# Hawkhurst Bus Depot



## racknruin (Nov 13, 2008)

Came past here recently and was surprised to find the old bus depot has closed. I've always liked this building, with its retro 50's air and stylish glazed canopy. Sadly, it is now decaying and awaiting redevelopment. As yet unchavved however:


----------



## CHEWY (Nov 13, 2008)

looks good 

now get that bus out Butler, or you'll be on report.. arrrrrr


----------



## kevsy21 (Oct 13, 2009)

Arriva always tend to buyout other bus companies, close the smaller depots and move the buses and routes to the bigger depots


----------



## mexico75 (Oct 13, 2009)

Lovely little building that, shame its going


----------



## Lightbuoy (Oct 14, 2009)

Missed this one first time around -great Building.
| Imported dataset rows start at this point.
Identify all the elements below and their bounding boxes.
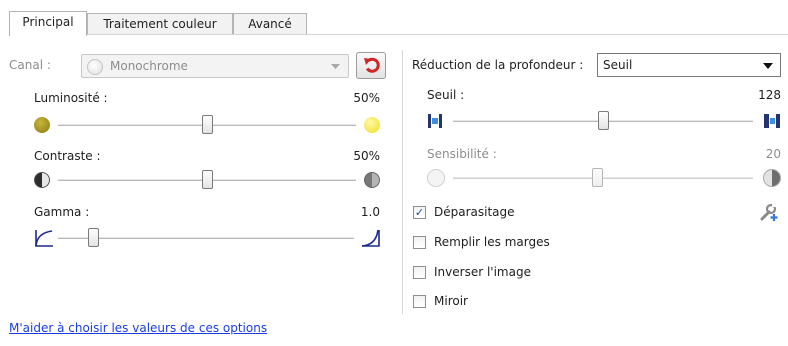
bit-depth-label: Réduction de la profondeur : (412, 58, 584, 72)
chevron-down-icon (331, 64, 340, 69)
bright-sun-icon (364, 117, 380, 133)
bit-depth-select[interactable]: Seuil (597, 53, 781, 77)
channel-value: Monochrome (110, 59, 188, 73)
help-link[interactable]: M'aider à choisir les valeurs de ces opt… (9, 321, 267, 335)
brightness-label: Luminosité : (34, 91, 108, 105)
gamma-high-curve-icon (361, 229, 380, 247)
fill-margins-label: Remplir les marges (434, 235, 550, 249)
sensitivity-label: Sensibilité : (427, 147, 497, 161)
threshold-slider[interactable] (427, 109, 781, 133)
sensitivity-thumb[interactable] (591, 168, 603, 187)
sensitivity-low-icon (427, 169, 445, 187)
threshold-value: 128 (758, 88, 781, 102)
low-contrast-icon (34, 172, 50, 188)
threshold-high-icon (764, 114, 780, 128)
gamma-thumb[interactable] (88, 228, 100, 247)
gamma-slider[interactable] (34, 226, 380, 250)
checkmark-icon: ✓ (414, 206, 425, 219)
invert-image-label: Inverser l'image (434, 265, 531, 279)
gamma-low-curve-icon (35, 230, 53, 247)
dim-sun-icon (34, 117, 50, 133)
tab-principal[interactable]: Principal (9, 11, 87, 36)
undo-arrow-icon (364, 57, 380, 73)
despeckle-label: Déparasitage (434, 205, 515, 219)
sensitivity-high-icon (763, 169, 781, 187)
reset-button[interactable] (356, 52, 386, 79)
contrast-slider[interactable] (34, 168, 380, 192)
contrast-value: 50% (353, 149, 380, 163)
sensitivity-slider[interactable] (427, 166, 781, 190)
chevron-down-icon (763, 63, 773, 69)
sensitivity-track (453, 177, 753, 179)
channel-select[interactable]: Monochrome (81, 54, 349, 78)
wrench-plus-icon[interactable] (758, 202, 780, 222)
bit-depth-value: Seuil (603, 58, 633, 72)
gamma-label: Gamma : (34, 205, 90, 219)
sensitivity-value: 20 (765, 147, 781, 161)
monochrome-circle-icon (87, 59, 103, 75)
threshold-low-icon (428, 114, 442, 128)
threshold-label: Seuil : (427, 88, 465, 102)
channel-label: Canal : (9, 58, 51, 72)
gamma-value: 1.0 (360, 205, 380, 219)
mirror-label: Miroir (434, 294, 468, 308)
contrast-thumb[interactable] (201, 170, 213, 189)
contrast-label: Contraste : (34, 149, 101, 163)
mirror-checkbox[interactable] (413, 295, 426, 308)
tab-advanced[interactable]: Avancé (233, 13, 307, 34)
brightness-value: 50% (353, 91, 380, 105)
brightness-thumb[interactable] (201, 115, 213, 134)
panel-divider (402, 50, 403, 314)
despeckle-checkbox[interactable]: ✓ (413, 206, 426, 219)
brightness-slider[interactable] (34, 113, 380, 137)
tab-color-processing[interactable]: Traitement couleur (87, 13, 233, 34)
high-contrast-icon (364, 172, 380, 188)
gamma-track (58, 237, 354, 239)
invert-image-checkbox[interactable] (413, 266, 426, 279)
fill-margins-checkbox[interactable] (413, 236, 426, 249)
threshold-thumb[interactable] (597, 111, 609, 130)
You've got some good photos there -ta for sharing!


----------



## TK421 (Oct 14, 2009)

Thats a nice little set of buildings, it reminds me of the old Derby bus station before they knocked it down.


----------



## wherever i may roam (Oct 14, 2009)

kevsy21 said:


> Arriva always tend to buyout other bus companies, close the smaller depots and move the buses and routes to the bigger depots



there could be another one on here soon mate...


----------